Elsewhere in the studio portfolio, there was some good news, including “promising activity” on most of HPP’s vacant stages and locking down the first lease for the under-construction Sunset Glenoaks studio complex, which is nearly complete. 

Yet, in response to this year’s first quarter studio troubles, chairman and CEO Victor Coleman told analysts that the company was “looking at all different options right now and exploring alternatives” for its lagging studio business.

Those alternatives included “some larger moves, whether it is a spin-off, whether it is a roll-up. We are evaluating all of that, and we're in conversations on that, and I think that will be the strategy for us going forward.”

Studios represent roughly 20% of Hudson Pacific’s business, with office making up the remaining 80%. Both wings of the business saw revenues dip. HPP saw a 15% decrease in revenue from its office portfolio, dropping from $206.6M in Q1 2023 to $175M in the first three months of 2024. It also saw a 14.7% decrease in studio revenue, which dropped to $38.9M in Q1 from $45.6M in Q1 2023. 

On the office side, HPP signed over 500K SF of leases in the first quarter. However, it's still not leasing space like it used to. 80.5% of its office space is leased, a drop from 88.7% at the same time last year. 

HPP is exploring the sale of three office properties totaling 900K SF. Two of them are off-market and one is already under contract, Coleman said.
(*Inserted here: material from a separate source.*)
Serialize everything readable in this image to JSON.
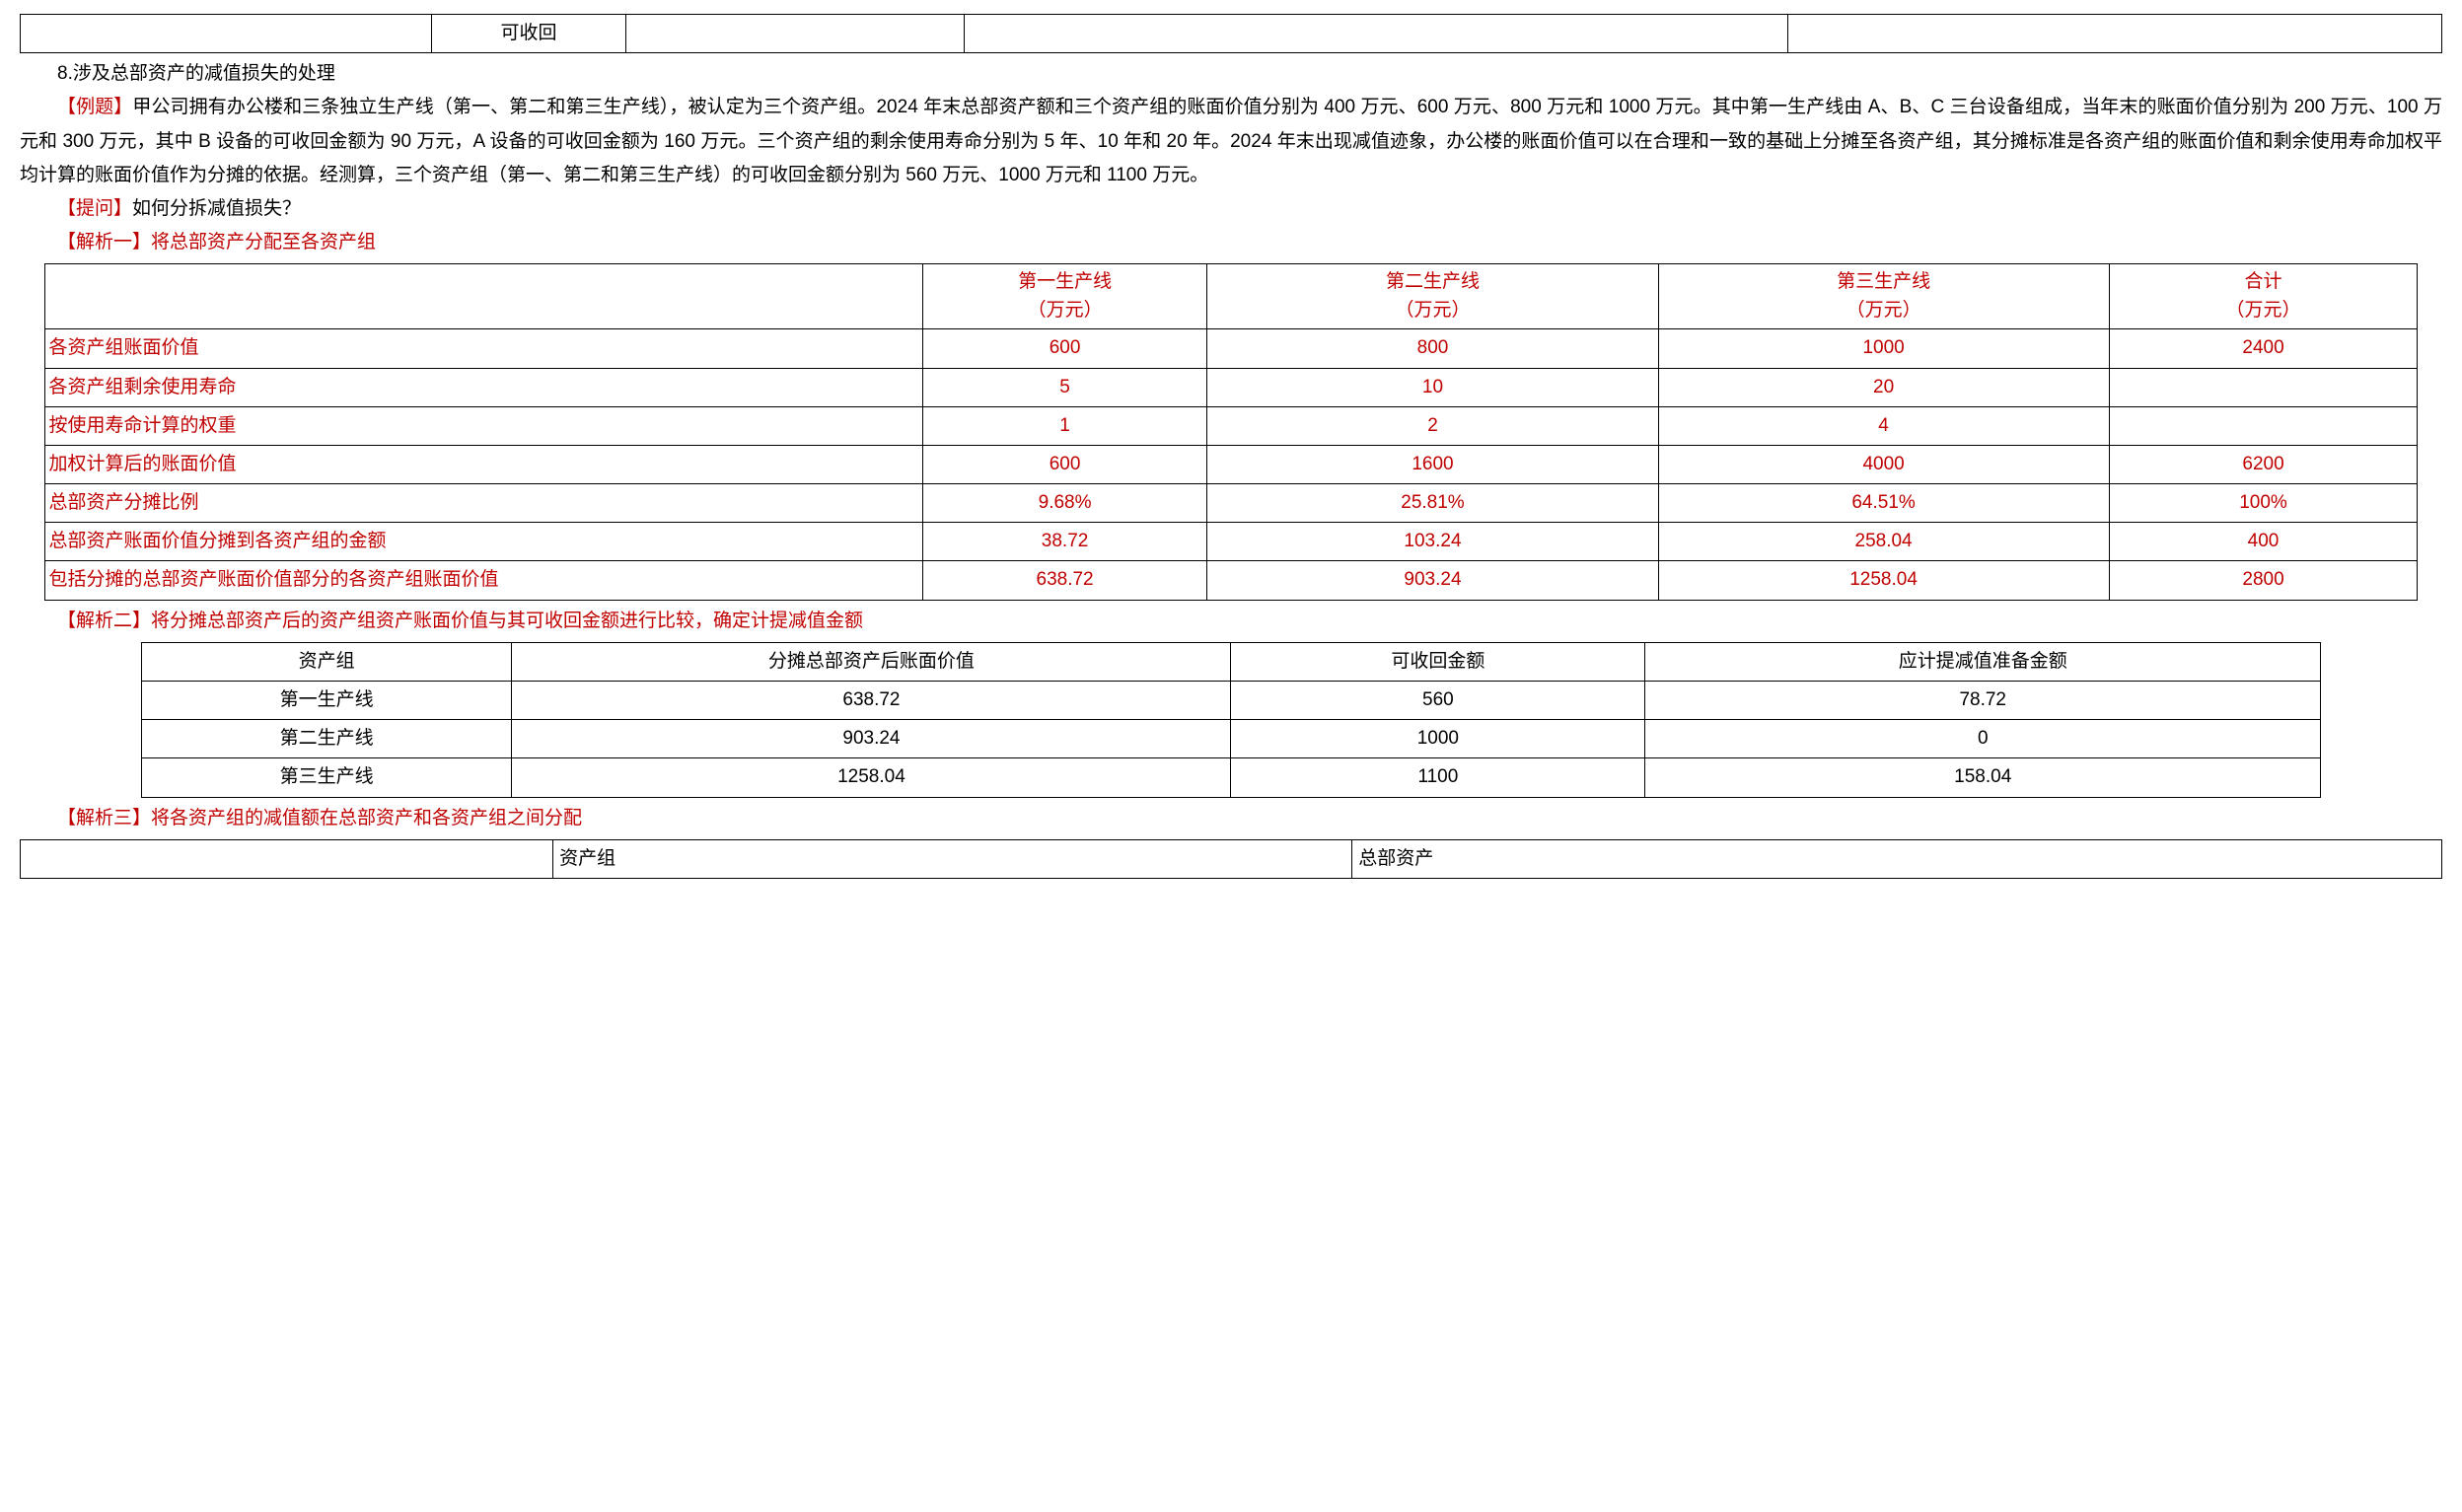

The company alluded to large move-outs on the horizon and already had two larger tenants vacate space at Sunset Las Palmas Studios and in San Francisco that pushed their same-store net operating income down to $108.3M, a drop from $124.4M in Q1 2023. 

Funds from operation for the company were $22M, or $0.15 per diluted share, in the first quarter — down from $48.5M, or $0.34 per diluted share, in the first quarter of 2023.